Embora a escravidão de africanos e afro-brasileiros na Amazônia tenha sido em menor escala se comparada à dos indígenas, é indiscutível que essa realidade existiu e que seus impactos ainda afetam as gerações descendentes dessas comunidades no presente. De acordo com Pozza Neto (2009), no século XIX, os escravos estabelecidos na província do Amazonas dispunham de diversas vias para alcançar a liberdade, dentre as quais se incluíam a fuga, a morte ou a obtenção de uma carta de alforria. Este último método, por ser uma via legal, teve um papel significativo na narrativa da escravidão na região.

Provino Pozza Neto (2009) ainda aponta que em 1884, o presidente da província do Amazonas ordenou a contagem dos escravizados matriculados com o objetivo de identificar aqueles que poderiam ser legalmente libertados com fundos públicos, em celebração ao aniversário da criação da província. Ele expressou também o desejo de que, no próximo aniversário, a data se tornasse um “marco histórico” na humanidade pela libertação de todos os escravizados da província.

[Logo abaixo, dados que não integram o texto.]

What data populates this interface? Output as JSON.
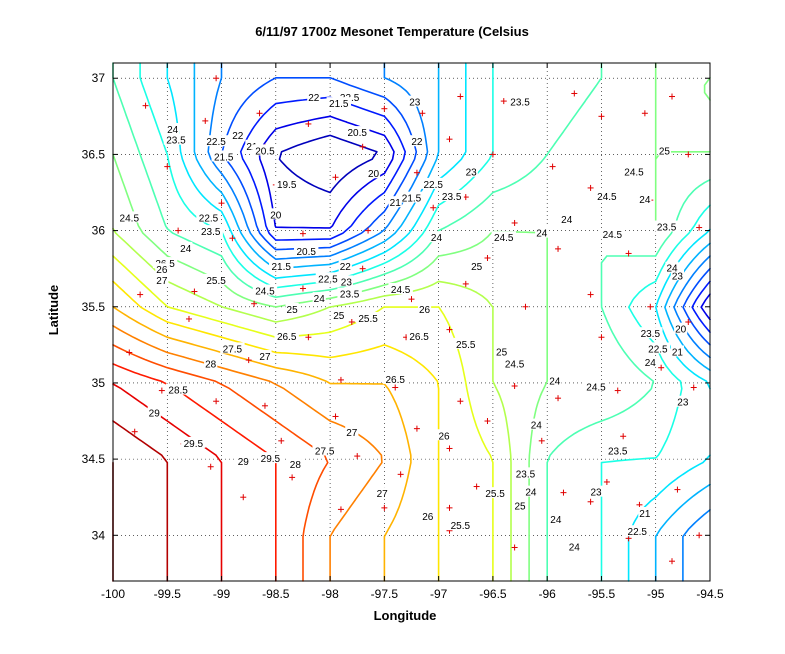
{
  "chart_data": {
    "type": "contour",
    "title": "6/11/97 1700z Mesonet Temperature (Celsius",
    "xlabel": "Longitude",
    "ylabel": "Latitude",
    "xlim": [
      -100,
      -94.5
    ],
    "ylim": [
      33.7,
      37.1
    ],
    "xticks": [
      -100,
      -99.5,
      -99,
      -98.5,
      -98,
      -97.5,
      -97,
      -96.5,
      -96,
      -95.5,
      -95,
      -94.5
    ],
    "yticks": [
      34,
      34.5,
      35,
      35.5,
      36,
      36.5,
      37
    ],
    "xtick_labels": [
      "-100",
      "-99.5",
      "-99",
      "-98.5",
      "-98",
      "-97.5",
      "-97",
      "-96.5",
      "-96",
      "-95.5",
      "-95",
      "-94.5"
    ],
    "ytick_labels": [
      "34",
      "34.5",
      "35",
      "35.5",
      "36",
      "36.5",
      "37"
    ],
    "grid": true,
    "colormap": [
      "#00008f",
      "#0000ff",
      "#0080ff",
      "#00ffff",
      "#80ff80",
      "#ffff00",
      "#ff8000",
      "#ff0000",
      "#800000"
    ],
    "contour_levels": [
      19.5,
      20,
      20.5,
      21,
      21.5,
      22,
      22.5,
      23,
      23.5,
      24,
      24.5,
      25,
      25.5,
      26,
      26.5,
      27,
      27.5,
      28,
      28.5,
      29,
      29.5
    ],
    "temperature_grid": {
      "lons": [
        -100,
        -99.5,
        -99,
        -98.5,
        -98,
        -97.5,
        -97,
        -96.5,
        -96,
        -95.5,
        -95,
        -94.5
      ],
      "lats": [
        37,
        36.5,
        36,
        35.5,
        35,
        34.5,
        34
      ],
      "values": [
        [
          24.0,
          23.0,
          22.0,
          21.5,
          21.5,
          22.0,
          22.5,
          23.5,
          23.5,
          24.0,
          24.5,
          24.5
        ],
        [
          24.5,
          23.5,
          21.5,
          20.0,
          19.5,
          20.0,
          22.5,
          23.5,
          24.0,
          24.5,
          24.5,
          24.5
        ],
        [
          25.0,
          24.0,
          23.5,
          20.5,
          20.5,
          22.0,
          24.0,
          24.5,
          24.5,
          24.0,
          24.5,
          23.0
        ],
        [
          26.5,
          25.5,
          25.0,
          24.5,
          25.0,
          25.5,
          25.5,
          25.0,
          24.5,
          24.0,
          23.0,
          20.0
        ],
        [
          28.5,
          28.0,
          27.5,
          27.0,
          26.5,
          26.5,
          26.0,
          25.0,
          24.5,
          24.5,
          24.0,
          23.0
        ],
        [
          29.5,
          29.0,
          28.5,
          28.0,
          27.5,
          27.0,
          26.0,
          25.5,
          24.0,
          23.5,
          23.5,
          23.0
        ],
        [
          29.5,
          29.0,
          28.5,
          28.0,
          27.0,
          26.5,
          26.0,
          25.5,
          24.0,
          23.5,
          22.5,
          21.5
        ]
      ]
    },
    "contour_labels": [
      {
        "text": "22",
        "lon": -98.15,
        "lat": 36.87
      },
      {
        "text": "22.5",
        "lon": -97.82,
        "lat": 36.87
      },
      {
        "text": "21.5",
        "lon": -97.92,
        "lat": 36.83
      },
      {
        "text": "23",
        "lon": -97.22,
        "lat": 36.84
      },
      {
        "text": "23.5",
        "lon": -96.25,
        "lat": 36.84
      },
      {
        "text": "24",
        "lon": -99.45,
        "lat": 36.66
      },
      {
        "text": "23.5",
        "lon": -99.42,
        "lat": 36.59
      },
      {
        "text": "22.5",
        "lon": -99.05,
        "lat": 36.58
      },
      {
        "text": "22",
        "lon": -98.85,
        "lat": 36.62
      },
      {
        "text": "21.5",
        "lon": -98.98,
        "lat": 36.48
      },
      {
        "text": "21",
        "lon": -98.72,
        "lat": 36.55
      },
      {
        "text": "20.5",
        "lon": -98.6,
        "lat": 36.52
      },
      {
        "text": "20.5",
        "lon": -97.75,
        "lat": 36.64
      },
      {
        "text": "22",
        "lon": -97.2,
        "lat": 36.58
      },
      {
        "text": "23",
        "lon": -96.7,
        "lat": 36.38
      },
      {
        "text": "25",
        "lon": -94.92,
        "lat": 36.52
      },
      {
        "text": "24.5",
        "lon": -95.2,
        "lat": 36.38
      },
      {
        "text": "24.5",
        "lon": -95.45,
        "lat": 36.22
      },
      {
        "text": "24",
        "lon": -95.1,
        "lat": 36.2
      },
      {
        "text": "19.5",
        "lon": -98.4,
        "lat": 36.3
      },
      {
        "text": "20",
        "lon": -97.6,
        "lat": 36.37
      },
      {
        "text": "20",
        "lon": -98.5,
        "lat": 36.1
      },
      {
        "text": "21",
        "lon": -97.4,
        "lat": 36.18
      },
      {
        "text": "21.5",
        "lon": -97.25,
        "lat": 36.21
      },
      {
        "text": "22.5",
        "lon": -97.05,
        "lat": 36.3
      },
      {
        "text": "23.5",
        "lon": -96.88,
        "lat": 36.22
      },
      {
        "text": "24",
        "lon": -97.02,
        "lat": 35.95
      },
      {
        "text": "24.5",
        "lon": -96.4,
        "lat": 35.95
      },
      {
        "text": "24",
        "lon": -96.05,
        "lat": 35.98
      },
      {
        "text": "24",
        "lon": -95.82,
        "lat": 36.07
      },
      {
        "text": "24.5",
        "lon": -95.4,
        "lat": 35.97
      },
      {
        "text": "23.5",
        "lon": -94.9,
        "lat": 36.02
      },
      {
        "text": "24.5",
        "lon": -99.85,
        "lat": 36.08
      },
      {
        "text": "22.5",
        "lon": -99.12,
        "lat": 36.08
      },
      {
        "text": "23.5",
        "lon": -99.1,
        "lat": 35.99
      },
      {
        "text": "24",
        "lon": -99.33,
        "lat": 35.88
      },
      {
        "text": "20.5",
        "lon": -98.22,
        "lat": 35.86
      },
      {
        "text": "21.5",
        "lon": -98.45,
        "lat": 35.76
      },
      {
        "text": "22",
        "lon": -97.86,
        "lat": 35.76
      },
      {
        "text": "22.5",
        "lon": -98.02,
        "lat": 35.68
      },
      {
        "text": "23",
        "lon": -97.85,
        "lat": 35.66
      },
      {
        "text": "23.5",
        "lon": -97.82,
        "lat": 35.58
      },
      {
        "text": "24",
        "lon": -98.1,
        "lat": 35.55
      },
      {
        "text": "24.5",
        "lon": -97.35,
        "lat": 35.61
      },
      {
        "text": "25",
        "lon": -96.65,
        "lat": 35.76
      },
      {
        "text": "26.5",
        "lon": -99.52,
        "lat": 35.78
      },
      {
        "text": "26",
        "lon": -99.55,
        "lat": 35.74
      },
      {
        "text": "27",
        "lon": -99.55,
        "lat": 35.67
      },
      {
        "text": "25.5",
        "lon": -99.05,
        "lat": 35.67
      },
      {
        "text": "24.5",
        "lon": -98.6,
        "lat": 35.6
      },
      {
        "text": "25",
        "lon": -98.35,
        "lat": 35.48
      },
      {
        "text": "25",
        "lon": -97.92,
        "lat": 35.44
      },
      {
        "text": "25.5",
        "lon": -97.65,
        "lat": 35.42
      },
      {
        "text": "26",
        "lon": -97.13,
        "lat": 35.48
      },
      {
        "text": "26.5",
        "lon": -97.18,
        "lat": 35.3
      },
      {
        "text": "26.5",
        "lon": -98.4,
        "lat": 35.3
      },
      {
        "text": "27.5",
        "lon": -98.9,
        "lat": 35.22
      },
      {
        "text": "27",
        "lon": -98.6,
        "lat": 35.17
      },
      {
        "text": "28",
        "lon": -99.1,
        "lat": 35.12
      },
      {
        "text": "25.5",
        "lon": -96.75,
        "lat": 35.25
      },
      {
        "text": "25",
        "lon": -96.42,
        "lat": 35.2
      },
      {
        "text": "24.5",
        "lon": -96.3,
        "lat": 35.12
      },
      {
        "text": "24",
        "lon": -95.93,
        "lat": 35.01
      },
      {
        "text": "24.5",
        "lon": -95.55,
        "lat": 34.97
      },
      {
        "text": "24",
        "lon": -95.05,
        "lat": 35.13
      },
      {
        "text": "23",
        "lon": -94.75,
        "lat": 34.87
      },
      {
        "text": "22.5",
        "lon": -94.98,
        "lat": 35.22
      },
      {
        "text": "23.5",
        "lon": -95.05,
        "lat": 35.32
      },
      {
        "text": "23",
        "lon": -94.8,
        "lat": 35.7
      },
      {
        "text": "24",
        "lon": -94.85,
        "lat": 35.75
      },
      {
        "text": "21",
        "lon": -94.8,
        "lat": 35.2
      },
      {
        "text": "20",
        "lon": -94.77,
        "lat": 35.35
      },
      {
        "text": "26.5",
        "lon": -97.4,
        "lat": 35.02
      },
      {
        "text": "28.5",
        "lon": -99.4,
        "lat": 34.95
      },
      {
        "text": "29",
        "lon": -99.62,
        "lat": 34.8
      },
      {
        "text": "29.5",
        "lon": -99.26,
        "lat": 34.6
      },
      {
        "text": "27",
        "lon": -97.8,
        "lat": 34.67
      },
      {
        "text": "27.5",
        "lon": -98.05,
        "lat": 34.55
      },
      {
        "text": "29",
        "lon": -98.8,
        "lat": 34.48
      },
      {
        "text": "29.5",
        "lon": -98.55,
        "lat": 34.5
      },
      {
        "text": "28",
        "lon": -98.32,
        "lat": 34.46
      },
      {
        "text": "26",
        "lon": -96.95,
        "lat": 34.65
      },
      {
        "text": "24",
        "lon": -96.1,
        "lat": 34.72
      },
      {
        "text": "23.5",
        "lon": -95.35,
        "lat": 34.55
      },
      {
        "text": "23.5",
        "lon": -96.2,
        "lat": 34.4
      },
      {
        "text": "24",
        "lon": -96.15,
        "lat": 34.28
      },
      {
        "text": "23",
        "lon": -95.55,
        "lat": 34.28
      },
      {
        "text": "27",
        "lon": -97.52,
        "lat": 34.27
      },
      {
        "text": "25.5",
        "lon": -96.48,
        "lat": 34.27
      },
      {
        "text": "25",
        "lon": -96.25,
        "lat": 34.19
      },
      {
        "text": "24",
        "lon": -95.92,
        "lat": 34.1
      },
      {
        "text": "21",
        "lon": -95.1,
        "lat": 34.14
      },
      {
        "text": "26",
        "lon": -97.1,
        "lat": 34.12
      },
      {
        "text": "25.5",
        "lon": -96.8,
        "lat": 34.06
      },
      {
        "text": "22.5",
        "lon": -95.17,
        "lat": 34.02
      },
      {
        "text": "24",
        "lon": -95.75,
        "lat": 33.92
      }
    ],
    "stations": [
      {
        "lon": -99.05,
        "lat": 37.0
      },
      {
        "lon": -99.7,
        "lat": 36.82
      },
      {
        "lon": -98.65,
        "lat": 36.77
      },
      {
        "lon": -98.2,
        "lat": 36.7
      },
      {
        "lon": -97.5,
        "lat": 36.8
      },
      {
        "lon": -97.15,
        "lat": 36.77
      },
      {
        "lon": -96.8,
        "lat": 36.88
      },
      {
        "lon": -96.4,
        "lat": 36.85
      },
      {
        "lon": -95.75,
        "lat": 36.9
      },
      {
        "lon": -95.5,
        "lat": 36.75
      },
      {
        "lon": -95.1,
        "lat": 36.77
      },
      {
        "lon": -94.85,
        "lat": 36.88
      },
      {
        "lon": -99.15,
        "lat": 36.72
      },
      {
        "lon": -98.6,
        "lat": 36.55
      },
      {
        "lon": -97.7,
        "lat": 36.55
      },
      {
        "lon": -96.9,
        "lat": 36.6
      },
      {
        "lon": -96.5,
        "lat": 36.5
      },
      {
        "lon": -95.95,
        "lat": 36.42
      },
      {
        "lon": -95.2,
        "lat": 36.4
      },
      {
        "lon": -94.7,
        "lat": 36.5
      },
      {
        "lon": -99.5,
        "lat": 36.42
      },
      {
        "lon": -99.0,
        "lat": 36.18
      },
      {
        "lon": -98.5,
        "lat": 36.3
      },
      {
        "lon": -97.95,
        "lat": 36.35
      },
      {
        "lon": -97.2,
        "lat": 36.38
      },
      {
        "lon": -96.75,
        "lat": 36.22
      },
      {
        "lon": -96.3,
        "lat": 36.05
      },
      {
        "lon": -95.6,
        "lat": 36.28
      },
      {
        "lon": -95.05,
        "lat": 36.2
      },
      {
        "lon": -94.6,
        "lat": 36.02
      },
      {
        "lon": -99.9,
        "lat": 36.08
      },
      {
        "lon": -99.4,
        "lat": 36.0
      },
      {
        "lon": -98.9,
        "lat": 35.95
      },
      {
        "lon": -98.25,
        "lat": 35.98
      },
      {
        "lon": -97.65,
        "lat": 36.0
      },
      {
        "lon": -97.05,
        "lat": 36.15
      },
      {
        "lon": -96.55,
        "lat": 35.82
      },
      {
        "lon": -95.9,
        "lat": 35.88
      },
      {
        "lon": -95.25,
        "lat": 35.85
      },
      {
        "lon": -99.75,
        "lat": 35.58
      },
      {
        "lon": -99.25,
        "lat": 35.6
      },
      {
        "lon": -98.7,
        "lat": 35.52
      },
      {
        "lon": -98.25,
        "lat": 35.62
      },
      {
        "lon": -97.7,
        "lat": 35.75
      },
      {
        "lon": -97.25,
        "lat": 35.55
      },
      {
        "lon": -96.75,
        "lat": 35.65
      },
      {
        "lon": -96.2,
        "lat": 35.5
      },
      {
        "lon": -95.6,
        "lat": 35.58
      },
      {
        "lon": -95.05,
        "lat": 35.5
      },
      {
        "lon": -94.7,
        "lat": 35.4
      },
      {
        "lon": -99.85,
        "lat": 35.2
      },
      {
        "lon": -99.3,
        "lat": 35.42
      },
      {
        "lon": -98.75,
        "lat": 35.15
      },
      {
        "lon": -98.2,
        "lat": 35.3
      },
      {
        "lon": -97.8,
        "lat": 35.4
      },
      {
        "lon": -97.3,
        "lat": 35.3
      },
      {
        "lon": -96.9,
        "lat": 35.35
      },
      {
        "lon": -96.45,
        "lat": 35.2
      },
      {
        "lon": -95.5,
        "lat": 35.3
      },
      {
        "lon": -94.95,
        "lat": 35.1
      },
      {
        "lon": -99.55,
        "lat": 34.95
      },
      {
        "lon": -99.05,
        "lat": 34.88
      },
      {
        "lon": -98.6,
        "lat": 34.85
      },
      {
        "lon": -97.9,
        "lat": 35.02
      },
      {
        "lon": -97.4,
        "lat": 34.97
      },
      {
        "lon": -96.8,
        "lat": 34.88
      },
      {
        "lon": -96.3,
        "lat": 34.98
      },
      {
        "lon": -95.9,
        "lat": 34.9
      },
      {
        "lon": -95.35,
        "lat": 34.95
      },
      {
        "lon": -94.65,
        "lat": 34.97
      },
      {
        "lon": -99.8,
        "lat": 34.68
      },
      {
        "lon": -99.35,
        "lat": 34.6
      },
      {
        "lon": -98.45,
        "lat": 34.62
      },
      {
        "lon": -97.95,
        "lat": 34.78
      },
      {
        "lon": -97.2,
        "lat": 34.7
      },
      {
        "lon": -96.9,
        "lat": 34.57
      },
      {
        "lon": -96.55,
        "lat": 34.75
      },
      {
        "lon": -96.05,
        "lat": 34.62
      },
      {
        "lon": -95.3,
        "lat": 34.65
      },
      {
        "lon": -99.1,
        "lat": 34.45
      },
      {
        "lon": -98.35,
        "lat": 34.38
      },
      {
        "lon": -97.75,
        "lat": 34.52
      },
      {
        "lon": -97.35,
        "lat": 34.4
      },
      {
        "lon": -96.65,
        "lat": 34.32
      },
      {
        "lon": -95.85,
        "lat": 34.28
      },
      {
        "lon": -95.45,
        "lat": 34.35
      },
      {
        "lon": -94.8,
        "lat": 34.3
      },
      {
        "lon": -98.8,
        "lat": 34.25
      },
      {
        "lon": -97.9,
        "lat": 34.17
      },
      {
        "lon": -97.5,
        "lat": 34.18
      },
      {
        "lon": -96.9,
        "lat": 34.18
      },
      {
        "lon": -96.3,
        "lat": 33.92
      },
      {
        "lon": -95.6,
        "lat": 34.22
      },
      {
        "lon": -95.15,
        "lat": 34.2
      },
      {
        "lon": -94.6,
        "lat": 34.0
      },
      {
        "lon": -95.25,
        "lat": 33.98
      },
      {
        "lon": -94.85,
        "lat": 33.83
      },
      {
        "lon": -96.9,
        "lat": 34.03
      }
    ]
  }
}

Indiscutivelmente, o processo de libertação de africanos e afro-brasileiros na região seguiu um padrão similar ao observado no resto do Brasil, onde a transição para a liberdade foi marcada por desafios significativos. Após serem libertados, enfrentaram a ausência de suporte estrutural, lidando com problemas como moradia inadequada, falta de saneamento básico, discriminação, carências na saúde e educação, além de outros obstáculos, consequências de uma escravidão imposta. Conforme destaca a profa. Dra. Suely Mascarenhas (2019), os efeitos dessas adversidades históricas ainda repercutem na saúde psicossocial dos descendentes na região de Humaitá/AM, que, cientes dos sofrimentos de seus ancestrais, continuam a enfrentar os desafios do racismo contemporâneo.